Ja mogę tylko przeprosić. Uważam, że to jest zachowanie nieprzyzwoite – powiedział Sławomir Nitras, komentując fotografię Klaudii Jachiry. Poseł PO odniósł się również do apelu o usunięcie aktorki z list Koalicji Obywatelskiej.
Czarne chmury nad głową Klaudii Jachiry. Kilka dni temu w sieci pojawiło się zdjęcie, na którym kandydatka Koalicji Obywatelskiej pozuje przed Pomnikiem Armii Krajowej i Polskiego Państwa Podziemnego w Warszawie. Za jej plecami rozciągnięto transparent: „Bób, Hummus, Włoszczyzna”, nawiązujący do hasła „Bóg, Honor, Ojczyzna”.
Oświadczenie Klaudii Jachiry: Najwyższa pora docenić moje zaangażowanie
Fotografia aktorki wywołała falę krytyki, jednak Jachira broniła przesłania zdjęcia. „Straszny skandal, że dziewczynki podeszły pod pomnik, same zrobiły transparent, bo mają świadomość jak ważne jest ograniczanie jedzenie mięsa. A ja, skandalistka, odważyłam zrobić sobie z nimi zdjęcie, bo sama jestem wegetarianką i uważam, że te dziewczyny mają rację i odwagę, by o tym głośno mówić” – napisała w oświadczeniu na Facebooku.
W swoim wpisie zasygnalizowała dziennikarzom, aby zwrócili uwagę na jej walkę z obecną władzą. „Najwyższa pora docenić moje zaangażowanie w walkę o wolną Polskę, które udowadniam każdego dnia stojąc na ulicy, przekonując do pójścia na wybory, uśmiechając się do każdego, niezależnie od jego poglądów” – dodała aktorka.
Nitras: Zrobiła krzywdę sobie, nam wszystkim
Fotografia Jachiry została skrytykowana przez kombatantów z Organizacji Kombatanckich i Niepodległościowych, którzy domagają się usunięcia aktorki z list Koalicji Obywatelskiej. KO w dalszym ciągu nie wydała oficjalnego stanowiska w tej sprawie. Wiadomo jednak, że wewnątrz obozu opozycyjnego iskrzy. Najlepszym tego dowodem są słowa Sławomira Nitrasa.
– Ja mogę tylko przeprosić. Uważam, że to jest zachowanie nieprzyzwoite. Źle świadczące o osobie, która w ten sposób próbuje być w jakiś sposób zauważona.
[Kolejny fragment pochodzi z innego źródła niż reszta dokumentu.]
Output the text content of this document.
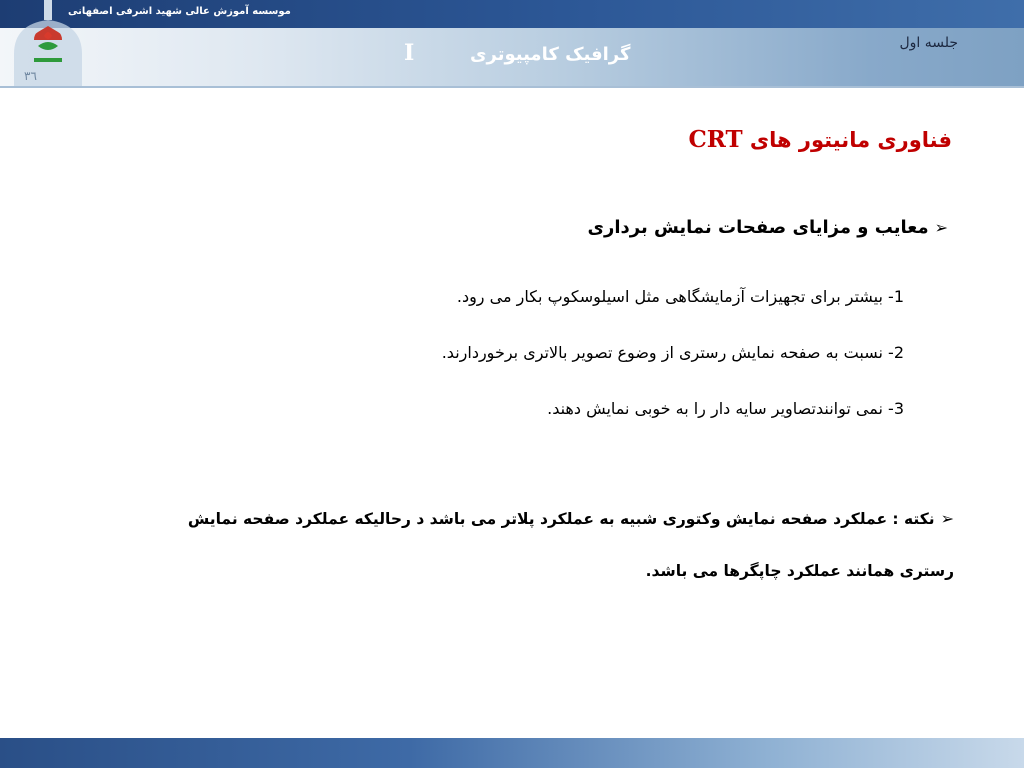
موسسه آموزش عالی شهید اشرفی اصفهانی
٣٦
I	گرافیک کامپیوتری
جلسه اول
فناوری مانیتور های CRT
➢معایب و مزایای صفحات نمایش برداری
1- بیشتر برای تجهیزات آزمایشگاهی مثل اسیلوسکوپ بکار می رود.
2- نسبت به صفحه نمایش رستری از وضوع تصویر بالاتری برخوردارند.
3- نمی توانندتصاویر سایه دار را به خوبی نمایش دهند.
➢نکته : عملکرد صفحه نمایش وکتوری شبیه به عملکرد پلاتر می باشد د رحالیکه عملکرد صفحه نمایش
رستری همانند عملکرد چاپگرها می باشد.
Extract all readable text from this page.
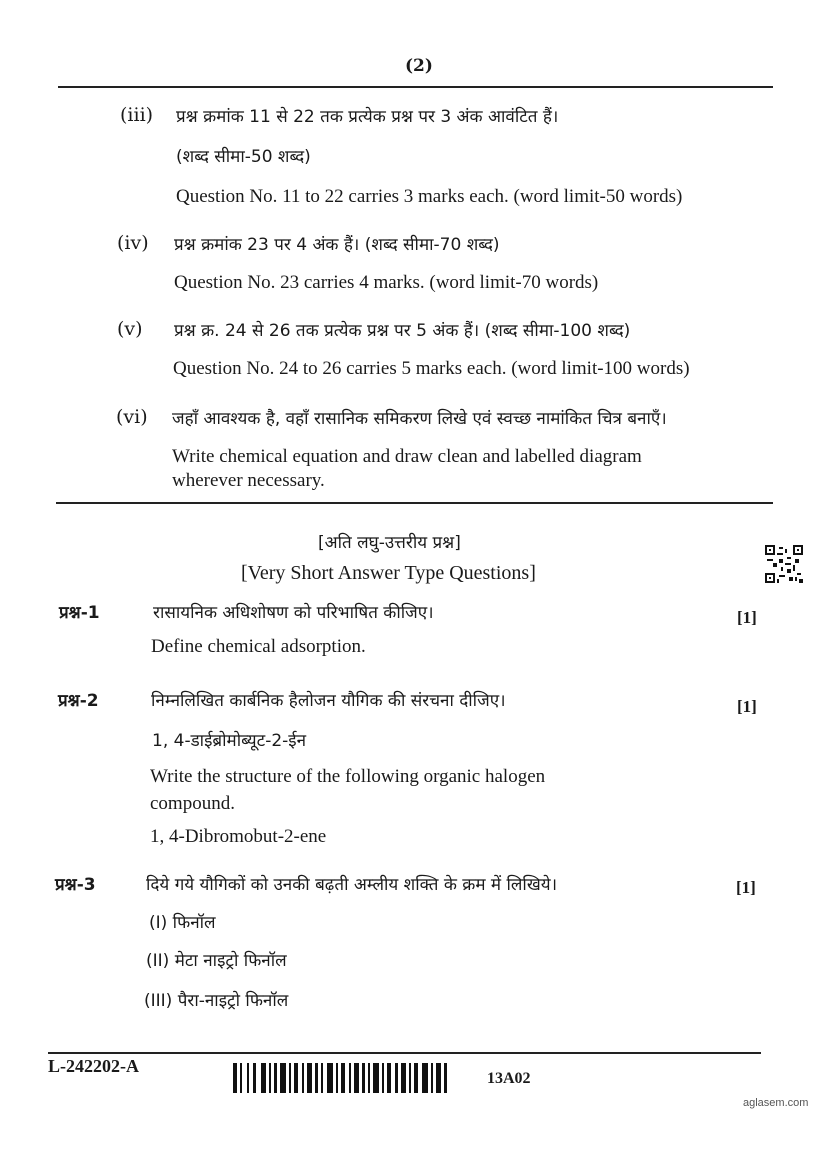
(2)
(iii) प्रश्न क्रमांक 11 से 22 तक प्रत्येक प्रश्न पर 3 अंक आवंटित हैं।
(शब्द सीमा-50 शब्द)
Question No. 11 to 22 carries 3 marks each. (word limit-50 words)
(iv) प्रश्न क्रमांक 23 पर 4 अंक हैं। (शब्द सीमा-70 शब्द)
Question No. 23 carries 4 marks. (word limit-70 words)
(v) प्रश्न क्र. 24 से 26 तक प्रत्येक प्रश्न पर 5 अंक हैं। (शब्द सीमा-100 शब्द)
Question No. 24 to 26 carries 5 marks each. (word limit-100 words)
(vi) जहाँ आवश्यक है, वहाँ रासानिक समिकरण लिखे एवं स्वच्छ नामांकित चित्र बनाएँ।
Write chemical equation and draw clean and labelled diagram
wherever necessary.
[अति लघु-उत्तरीय प्रश्न]
[Very Short Answer Type Questions]
प्रश्न-1	रासायनिक अधिशोषण को परिभाषित कीजिए।	[1]
Define chemical adsorption.
प्रश्न-2	निम्नलिखित कार्बनिक हैलोजन यौगिक की संरचना दीजिए।	[1]
1, 4-डाईब्रोमोब्यूट-2-ईन
Write the structure of the following organic halogen
compound.
1, 4-Dibromobut-2-ene
प्रश्न-3	दिये गये यौगिकों को उनकी बढ़ती अम्लीय शक्ति के क्रम में लिखिये।	[1]
(I) फिनॉल
(II) मेटा नाइट्रो फिनॉल
(III) पैरा-नाइट्रो फिनॉल
L-242202-A
13A02
aglasem.com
Zrobiła krzywdę sobie, nam wszystkim – powiedział poseł PO w programie „Graffiti” w Polsat News.
Dopytywany o propozycję wykreślenia Jachiry z list KO nie wykluczył takiego rozwiązania. – Wydaje mi się, że tak powinno się stać. To jest granica nawet nie o jeden most za daleko. Nie wiem czemu to ma w ogóle służyć. To są słowa ważne dla nas wszystkich – podkreślił.
Wszystko wskazuje jednak, że aktorka może być spokojna o swoje miejsce na liście. Powód jest prosty – listy zostały już wcześniej zgłoszone do PKW, a w przepisach nie istnieje instytucja „wykreślenia kandydata”. Jedyne, co mogliby zrobić politycy KO, to przestrzegać przed głosowaniem na Jachirę…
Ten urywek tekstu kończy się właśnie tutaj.